Molecular structures of the rotational isomers of methyl vinyl ether from infrared and raman spectra and non-empirical calculations

Abstract

The IR spectrum of the vapour phase and the Raman spectra of the solid, liquid and vapour phases of methyl vinyl ether have been recorded. All of the fundamentals of the s-cis isomer have been assigned and approximately described; for the s-trans isomer new bands have been detected in the Raman spectra and now eleven Fundamentals are known. Reassignment of the low-frequency region leads to a value for the barrier to methyl internal rotation of the s-cis isomer in close agreement with that derived from microwave data: V 3 = 1427 cm −1 (4.08 kcal mol −1) and V 6 = −40 cm −1 (−0.11 kcal mol −1). Ab initio calculations at the minimal basis SCF level including electron correlation have been performed in order to study the two possible internal rotations in the molecule.
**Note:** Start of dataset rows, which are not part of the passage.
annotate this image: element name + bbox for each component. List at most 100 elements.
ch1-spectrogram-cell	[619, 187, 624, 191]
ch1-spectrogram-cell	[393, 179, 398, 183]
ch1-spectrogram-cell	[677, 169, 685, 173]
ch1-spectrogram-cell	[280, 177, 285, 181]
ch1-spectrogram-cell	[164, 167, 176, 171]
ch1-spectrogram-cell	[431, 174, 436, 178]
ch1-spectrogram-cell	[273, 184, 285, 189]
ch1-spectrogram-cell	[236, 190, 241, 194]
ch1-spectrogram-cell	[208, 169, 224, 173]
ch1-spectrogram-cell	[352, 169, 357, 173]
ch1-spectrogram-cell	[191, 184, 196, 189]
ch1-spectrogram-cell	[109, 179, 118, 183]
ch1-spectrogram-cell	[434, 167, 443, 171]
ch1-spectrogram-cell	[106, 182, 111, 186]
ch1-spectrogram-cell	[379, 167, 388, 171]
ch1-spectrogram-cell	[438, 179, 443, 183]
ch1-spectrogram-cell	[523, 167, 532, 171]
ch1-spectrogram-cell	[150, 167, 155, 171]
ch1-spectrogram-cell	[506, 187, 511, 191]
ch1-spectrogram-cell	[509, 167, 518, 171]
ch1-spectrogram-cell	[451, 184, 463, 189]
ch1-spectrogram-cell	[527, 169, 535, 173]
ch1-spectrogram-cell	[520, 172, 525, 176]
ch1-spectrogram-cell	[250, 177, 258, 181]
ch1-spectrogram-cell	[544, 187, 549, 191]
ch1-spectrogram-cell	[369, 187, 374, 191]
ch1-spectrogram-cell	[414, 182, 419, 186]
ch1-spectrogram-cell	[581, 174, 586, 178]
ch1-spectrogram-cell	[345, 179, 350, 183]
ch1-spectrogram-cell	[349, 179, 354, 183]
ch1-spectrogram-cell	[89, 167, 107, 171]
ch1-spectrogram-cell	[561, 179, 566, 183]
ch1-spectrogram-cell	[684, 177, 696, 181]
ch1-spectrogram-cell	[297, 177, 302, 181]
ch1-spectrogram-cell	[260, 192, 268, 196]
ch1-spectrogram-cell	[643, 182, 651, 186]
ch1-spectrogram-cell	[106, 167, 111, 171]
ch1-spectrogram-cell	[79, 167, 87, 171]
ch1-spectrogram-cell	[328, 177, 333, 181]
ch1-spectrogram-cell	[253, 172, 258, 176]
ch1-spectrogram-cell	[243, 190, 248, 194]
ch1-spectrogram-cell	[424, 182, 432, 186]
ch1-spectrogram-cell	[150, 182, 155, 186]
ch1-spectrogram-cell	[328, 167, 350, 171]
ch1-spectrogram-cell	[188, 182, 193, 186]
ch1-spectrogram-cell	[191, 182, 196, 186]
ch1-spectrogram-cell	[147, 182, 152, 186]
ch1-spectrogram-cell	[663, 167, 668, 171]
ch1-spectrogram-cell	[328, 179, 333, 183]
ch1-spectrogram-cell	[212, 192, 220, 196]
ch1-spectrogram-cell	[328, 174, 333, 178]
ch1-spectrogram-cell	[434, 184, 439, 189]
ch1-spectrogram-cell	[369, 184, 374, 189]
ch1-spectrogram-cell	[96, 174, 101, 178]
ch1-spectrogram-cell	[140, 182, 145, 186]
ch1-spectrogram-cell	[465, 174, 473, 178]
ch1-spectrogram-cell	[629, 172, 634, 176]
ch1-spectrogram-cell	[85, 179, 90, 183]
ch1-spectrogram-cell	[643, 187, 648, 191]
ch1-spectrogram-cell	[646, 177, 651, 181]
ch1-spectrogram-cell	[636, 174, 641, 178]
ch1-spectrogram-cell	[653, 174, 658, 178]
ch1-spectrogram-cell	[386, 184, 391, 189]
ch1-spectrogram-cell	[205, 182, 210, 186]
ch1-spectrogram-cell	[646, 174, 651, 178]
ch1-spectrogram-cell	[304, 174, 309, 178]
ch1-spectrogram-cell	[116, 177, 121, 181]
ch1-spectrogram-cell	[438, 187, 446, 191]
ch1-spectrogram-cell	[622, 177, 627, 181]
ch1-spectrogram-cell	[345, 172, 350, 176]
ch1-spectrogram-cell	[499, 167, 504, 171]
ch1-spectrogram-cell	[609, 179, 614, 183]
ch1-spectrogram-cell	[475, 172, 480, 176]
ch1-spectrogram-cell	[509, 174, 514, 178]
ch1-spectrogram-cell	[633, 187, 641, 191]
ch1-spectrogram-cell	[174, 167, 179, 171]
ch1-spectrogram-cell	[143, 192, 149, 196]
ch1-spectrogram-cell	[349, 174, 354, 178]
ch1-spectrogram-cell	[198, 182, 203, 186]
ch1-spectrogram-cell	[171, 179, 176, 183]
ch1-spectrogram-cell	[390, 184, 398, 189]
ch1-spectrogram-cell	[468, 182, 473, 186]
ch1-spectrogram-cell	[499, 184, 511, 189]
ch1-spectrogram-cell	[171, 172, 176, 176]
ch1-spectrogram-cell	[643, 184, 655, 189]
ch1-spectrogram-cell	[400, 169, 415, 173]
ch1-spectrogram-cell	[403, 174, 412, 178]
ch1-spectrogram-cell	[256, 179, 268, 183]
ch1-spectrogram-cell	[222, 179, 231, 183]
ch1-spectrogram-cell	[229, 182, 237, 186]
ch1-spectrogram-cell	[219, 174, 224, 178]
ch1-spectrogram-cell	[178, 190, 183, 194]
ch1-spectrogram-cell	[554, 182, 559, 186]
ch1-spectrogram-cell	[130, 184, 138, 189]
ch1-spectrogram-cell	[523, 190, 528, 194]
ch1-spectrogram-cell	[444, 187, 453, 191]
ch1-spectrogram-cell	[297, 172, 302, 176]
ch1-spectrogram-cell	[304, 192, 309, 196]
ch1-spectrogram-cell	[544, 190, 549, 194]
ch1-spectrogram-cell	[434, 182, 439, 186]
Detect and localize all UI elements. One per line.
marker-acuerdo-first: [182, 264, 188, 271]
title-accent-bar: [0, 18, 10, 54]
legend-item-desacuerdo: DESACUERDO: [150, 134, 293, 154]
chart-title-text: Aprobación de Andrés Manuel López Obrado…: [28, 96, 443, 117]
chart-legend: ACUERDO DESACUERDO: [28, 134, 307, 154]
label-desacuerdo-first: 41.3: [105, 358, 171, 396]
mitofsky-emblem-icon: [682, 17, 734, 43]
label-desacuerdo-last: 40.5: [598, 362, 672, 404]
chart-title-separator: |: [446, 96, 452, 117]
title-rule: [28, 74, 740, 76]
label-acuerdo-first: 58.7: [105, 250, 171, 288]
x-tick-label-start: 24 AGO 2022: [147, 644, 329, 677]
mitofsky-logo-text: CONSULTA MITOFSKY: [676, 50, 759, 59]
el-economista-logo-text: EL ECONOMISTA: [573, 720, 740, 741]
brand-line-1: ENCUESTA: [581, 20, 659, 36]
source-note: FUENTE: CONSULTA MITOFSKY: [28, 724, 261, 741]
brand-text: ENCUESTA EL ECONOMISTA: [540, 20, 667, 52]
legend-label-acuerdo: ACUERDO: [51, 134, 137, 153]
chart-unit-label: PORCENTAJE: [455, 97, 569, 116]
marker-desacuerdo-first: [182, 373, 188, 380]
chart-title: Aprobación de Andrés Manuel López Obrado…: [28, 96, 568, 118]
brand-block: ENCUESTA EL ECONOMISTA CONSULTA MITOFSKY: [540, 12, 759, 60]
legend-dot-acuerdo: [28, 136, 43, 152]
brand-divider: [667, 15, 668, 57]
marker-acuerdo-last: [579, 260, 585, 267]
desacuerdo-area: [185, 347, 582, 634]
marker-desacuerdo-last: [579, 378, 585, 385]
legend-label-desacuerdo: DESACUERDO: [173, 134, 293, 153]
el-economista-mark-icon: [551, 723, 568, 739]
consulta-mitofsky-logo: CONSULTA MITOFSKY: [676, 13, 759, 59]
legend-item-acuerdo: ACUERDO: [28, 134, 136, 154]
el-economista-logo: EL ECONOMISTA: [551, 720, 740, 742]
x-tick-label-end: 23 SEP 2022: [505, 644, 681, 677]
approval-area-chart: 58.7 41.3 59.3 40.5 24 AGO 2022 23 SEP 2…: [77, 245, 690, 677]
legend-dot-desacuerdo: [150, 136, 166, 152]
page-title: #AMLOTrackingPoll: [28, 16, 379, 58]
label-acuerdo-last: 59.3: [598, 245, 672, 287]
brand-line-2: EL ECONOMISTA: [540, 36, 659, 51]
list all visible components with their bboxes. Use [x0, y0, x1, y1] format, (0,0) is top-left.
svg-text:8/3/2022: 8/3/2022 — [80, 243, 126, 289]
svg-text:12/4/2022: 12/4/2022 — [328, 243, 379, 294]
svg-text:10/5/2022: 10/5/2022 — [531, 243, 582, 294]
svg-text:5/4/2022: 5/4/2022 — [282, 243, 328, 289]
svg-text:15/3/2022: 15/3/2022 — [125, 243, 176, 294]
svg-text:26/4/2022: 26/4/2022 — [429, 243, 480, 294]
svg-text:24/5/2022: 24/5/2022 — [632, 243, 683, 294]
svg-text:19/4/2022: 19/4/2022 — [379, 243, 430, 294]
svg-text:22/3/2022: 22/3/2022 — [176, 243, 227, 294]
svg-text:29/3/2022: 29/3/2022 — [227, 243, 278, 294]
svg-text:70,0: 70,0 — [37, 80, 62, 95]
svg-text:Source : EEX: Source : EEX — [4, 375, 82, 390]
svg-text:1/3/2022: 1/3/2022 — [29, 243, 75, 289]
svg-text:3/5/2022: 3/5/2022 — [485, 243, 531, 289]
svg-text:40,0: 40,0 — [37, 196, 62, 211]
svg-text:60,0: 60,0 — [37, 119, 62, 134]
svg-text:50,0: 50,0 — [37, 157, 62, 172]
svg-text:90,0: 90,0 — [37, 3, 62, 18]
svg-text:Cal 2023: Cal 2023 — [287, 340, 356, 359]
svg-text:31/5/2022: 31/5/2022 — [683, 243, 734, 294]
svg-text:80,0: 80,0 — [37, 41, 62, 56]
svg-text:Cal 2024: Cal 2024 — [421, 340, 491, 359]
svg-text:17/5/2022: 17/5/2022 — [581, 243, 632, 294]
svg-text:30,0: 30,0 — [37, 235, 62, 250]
The correlation effects lower the energy difference between the s-trans and the s-cis isomers to 1.3 kcal mol −1 and enhance the barrier to interconversion, whereas they have very little effect on the barrier to methyl internal rotation; in the s-trans isomer this barrier is calculated to be as low as 0.67 kcal mol −1. A comparison is made between the first two measured and computed ionization potentials for the two isomers. The choice of the best set of structural parameters for the s-cis form is discussed. Repulsive overlap interactions between bond orbitais and conjugation may explain the stability of the s-cis form of methyl vinyl ether and other molecules.